Oakland's Bobby Crosby hit just .239 but led all AL rookies in homers, RBI, runs, hits, doubles and walks.
(Eric Risberg -- Reuters)
Bay, 26, won the award in balloting by the Baseball Writers' Association of America, receiving 25 of a possible 32 first-place votes to defeat San Diego Padres shortstop Khalil Greene. Greene received the remaining seven first-place votes; Padres reliever Akinori Otsuka finished third. Bay, a native of Trail, B.C., is the first Canadian and the first Pirate to win the award.
"It means the world to me," Bay said in a conference call with reporters from Seattle, where he was married two days earlier to his college girlfriend, Kristen. "November 2004, especially the last two days, is something I'll never forget."
In the American League, Oakland Athletics shortstop Bobby Crosby was an overwhelming choice for rookie of the year with 27 of a possible 28 first-place votes.

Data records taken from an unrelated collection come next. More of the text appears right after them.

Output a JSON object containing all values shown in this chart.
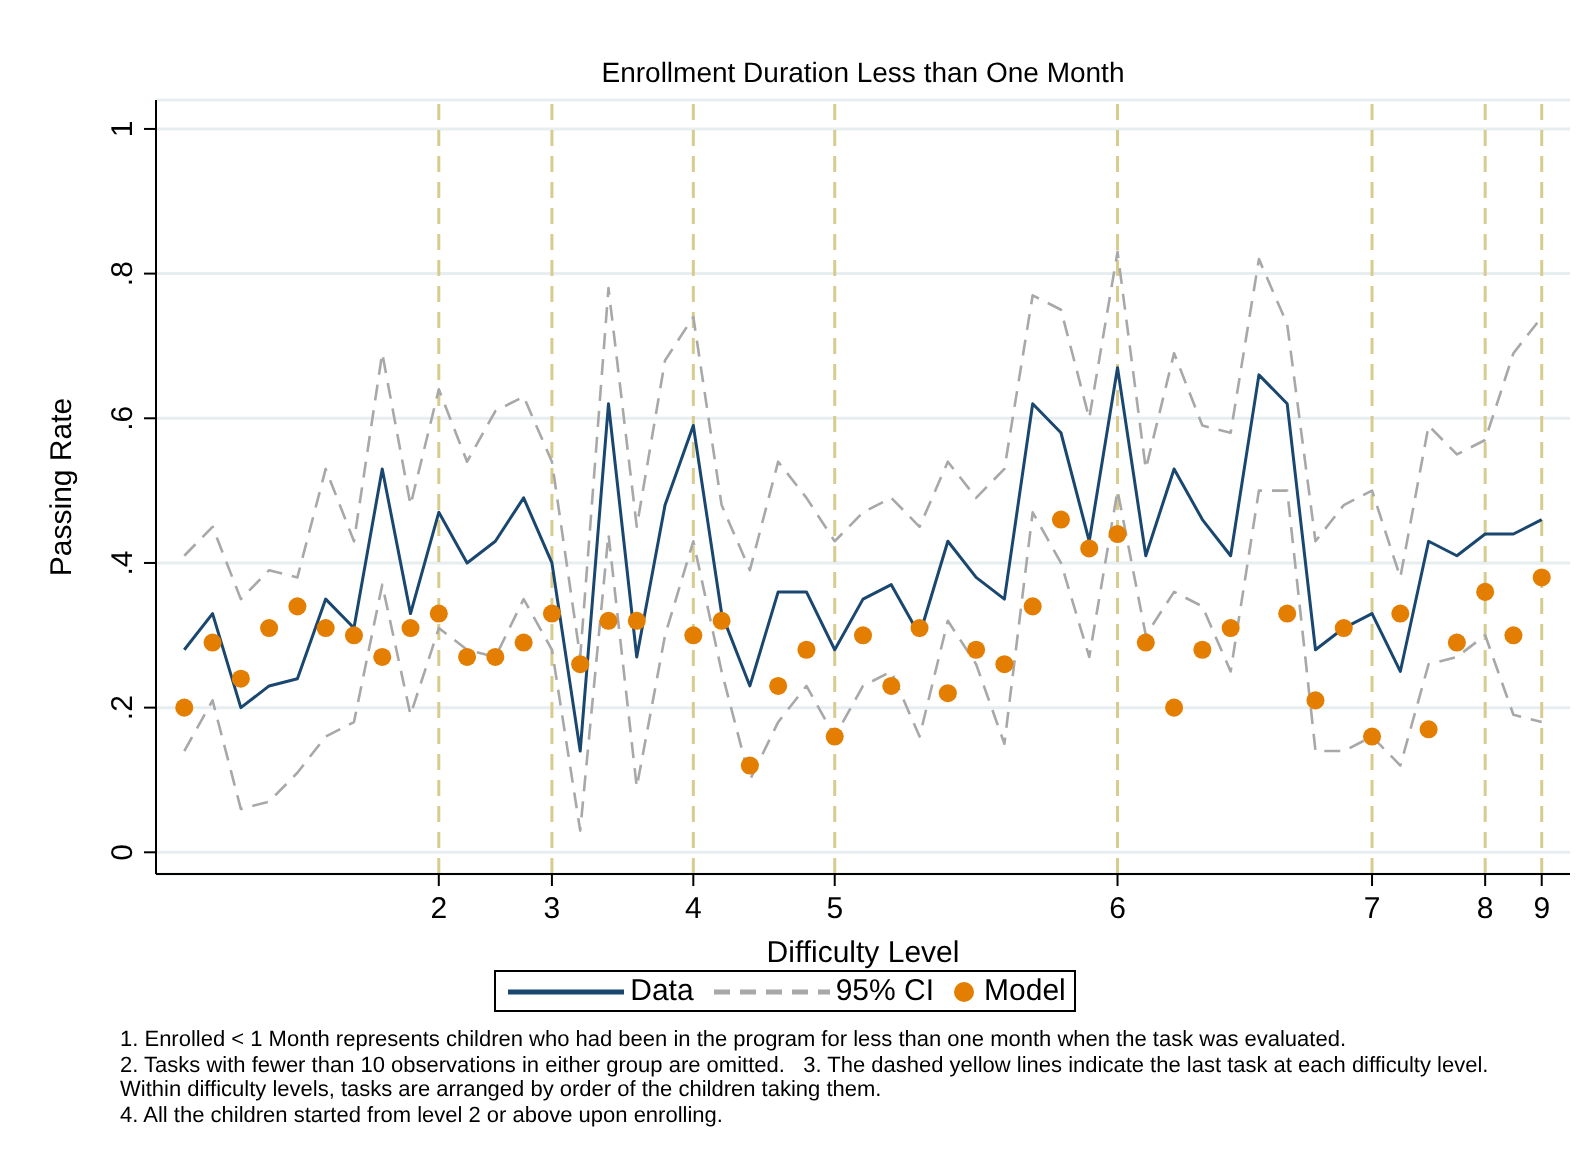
{
  "chart_data": {
    "type": "line",
    "title": "Enrollment Duration Less than One Month",
    "xlabel": "Difficulty Level",
    "ylabel": "Passing Rate",
    "categories": [
      null,
      null,
      null,
      null,
      null,
      null,
      null,
      null,
      null,
      "2",
      null,
      null,
      null,
      "3",
      null,
      null,
      null,
      null,
      "4",
      null,
      null,
      null,
      null,
      "5",
      null,
      null,
      null,
      null,
      null,
      null,
      null,
      null,
      null,
      "6",
      null,
      null,
      null,
      null,
      null,
      null,
      null,
      null,
      "7",
      null,
      null,
      null,
      "8",
      null,
      "9"
    ],
    "series": [
      {
        "name": "Data",
        "color": "#1a476f",
        "line_style": "solid",
        "marker": "none",
        "values": [
          0.28,
          0.33,
          0.2,
          0.23,
          0.24,
          0.35,
          0.31,
          0.53,
          0.33,
          0.47,
          0.4,
          0.43,
          0.49,
          0.4,
          0.14,
          0.62,
          0.27,
          0.48,
          0.59,
          0.33,
          0.23,
          0.36,
          0.36,
          0.28,
          0.35,
          0.37,
          0.3,
          0.43,
          0.38,
          0.35,
          0.62,
          0.58,
          0.43,
          0.67,
          0.41,
          0.53,
          0.46,
          0.41,
          0.66,
          0.62,
          0.28,
          0.31,
          0.33,
          0.25,
          0.43,
          0.41,
          0.44,
          0.44,
          0.46
        ]
      },
      {
        "name": "95% CI",
        "color": "#a8a8a8",
        "line_style": "dashed",
        "marker": "none",
        "values": [
          0.41,
          0.45,
          0.35,
          0.39,
          0.38,
          0.53,
          0.43,
          0.69,
          0.48,
          0.64,
          0.54,
          0.61,
          0.63,
          0.54,
          0.27,
          0.78,
          0.45,
          0.68,
          0.74,
          0.48,
          0.39,
          0.54,
          0.49,
          0.43,
          0.47,
          0.49,
          0.45,
          0.54,
          0.49,
          0.53,
          0.77,
          0.75,
          0.6,
          0.83,
          0.53,
          0.69,
          0.59,
          0.58,
          0.82,
          0.73,
          0.43,
          0.48,
          0.5,
          0.38,
          0.59,
          0.55,
          0.57,
          0.69,
          0.74
        ]
      },
      {
        "color": "#a8a8a8",
        "line_style": "dashed",
        "marker": "none",
        "values": [
          0.14,
          0.21,
          0.06,
          0.07,
          0.11,
          0.16,
          0.18,
          0.37,
          0.19,
          0.31,
          0.28,
          0.27,
          0.35,
          0.28,
          0.03,
          0.44,
          0.09,
          0.3,
          0.43,
          0.25,
          0.1,
          0.18,
          0.23,
          0.16,
          0.23,
          0.25,
          0.16,
          0.32,
          0.26,
          0.15,
          0.47,
          0.4,
          0.27,
          0.5,
          0.3,
          0.36,
          0.34,
          0.25,
          0.5,
          0.5,
          0.14,
          0.14,
          0.16,
          0.12,
          0.26,
          0.27,
          0.3,
          0.19,
          0.18
        ]
      },
      {
        "name": "Model",
        "type": "scatter",
        "color": "#e37e00",
        "marker": "circle",
        "values": [
          0.2,
          0.29,
          0.24,
          0.31,
          0.34,
          0.31,
          0.3,
          0.27,
          0.31,
          0.33,
          0.27,
          0.27,
          0.29,
          0.33,
          0.26,
          0.32,
          0.32,
          null,
          0.3,
          0.32,
          0.12,
          0.23,
          0.28,
          0.16,
          0.3,
          0.23,
          0.31,
          0.22,
          0.28,
          0.26,
          0.34,
          0.46,
          0.42,
          0.44,
          0.29,
          0.2,
          0.28,
          0.31,
          null,
          0.33,
          0.21,
          0.31,
          0.16,
          0.33,
          0.17,
          0.29,
          0.36,
          0.3,
          0.38
        ]
      }
    ],
    "ylim": [
      -0.03,
      1.04
    ],
    "yticks": [
      0,
      {
        "value": 0.2,
        "label": ".2"
      },
      {
        "value": 0.4,
        "label": ".4"
      },
      {
        "value": 0.6,
        "label": ".6"
      },
      {
        "value": 0.8,
        "label": ".8"
      },
      1
    ],
    "ref_lines": [
      {
        "axis": "x",
        "value": "2",
        "color": "#d8cb8e",
        "line_style": "dashed"
      },
      {
        "axis": "x",
        "value": "3",
        "color": "#d8cb8e",
        "line_style": "dashed"
      },
      {
        "axis": "x",
        "value": "4",
        "color": "#d8cb8e",
        "line_style": "dashed"
      },
      {
        "axis": "x",
        "value": "5",
        "color": "#d8cb8e",
        "line_style": "dashed"
      },
      {
        "axis": "x",
        "value": "6",
        "color": "#d8cb8e",
        "line_style": "dashed"
      },
      {
        "axis": "x",
        "value": "7",
        "color": "#d8cb8e",
        "line_style": "dashed"
      },
      {
        "axis": "x",
        "value": "8",
        "color": "#d8cb8e",
        "line_style": "dashed"
      },
      {
        "axis": "x",
        "value": "9",
        "color": "#d8cb8e",
        "line_style": "dashed"
      }
    ],
    "grid": "y",
    "legend": "bottom",
    "annotations": [
      "1. Enrolled < 1 Month represents children who had been in the program for less than one month when the task was evaluated.",
      "2. Tasks with fewer than 10 observations in either group are omitted.   3. The dashed yellow lines indicate the last task at each difficulty level.",
      "Within difficulty levels, tasks are arranged by order of the children taking them.",
      "4. All the children started from level 2 or above upon enrolling."
    ]
  }
}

Chicago White Sox closer Shingo Takatsu received the other first-place vote and finished second in the voting, with Baltimore Orioles pitcher Daniel Cabrera finishing third.
Crosby, whose rapid development as a prospect led the A's to allow Miguel Tejada to walk away as a free agent after the 2003 season, performed admirably as Tejada's heir, hitting 22 homers and driving in 64 runs. However, his batting average of .239 was the lowest ever by a non-pitcher to have won the award.
"I really didn't put any pressure on myself at all," said Crosby. "I knew if I went and played like I did in . . . the minors, I would be successful. Replacing Miggy wasn't really on my mind."
While Crosby had a big-time pedigree -- he is the son of former major league infielder Ed Crosby, and was a first-round draft pick in 2001 -- Bay, as he admitted yesterday, "came out of nowhere."
After only a year and a half in the Expos' farm system, Bay was traded by then-general manager Omar Minaya to the New York Mets, along with pitcher Jim Serrano, for veteran shortstop Lou Collier. Collier, however, would amass only 11 at-bats with the Expos before being released.
At the time of the trade, the Expos, owned by Major League Baseball, were slated to be contracted, and Minaya had no qualms with giving up prospects for veterans who might keep the team competitive.
"We didn't think the team would exist the next season," Minaya said recently. "We had no future to build for."
Bay eventually was traded from the Mets to the San Diego Padres in July 2002, and from the Padres to the Pirates in August 2003 -- along with pitcher Oliver Perez for outfielder Brian Giles.
The Expos, of course, survived contraction and are set to move to Washington, where they are scheduled to begin play next April. They could sorely use a power-hitting right-handed outfielder such as Bay. But the Pirates are unlikely to make the same mistake as the organizations that traded him.
"I've bounced around," Bay said. "I've been traded here and there, so it's finally nice to have somewhere I can hopefully call home."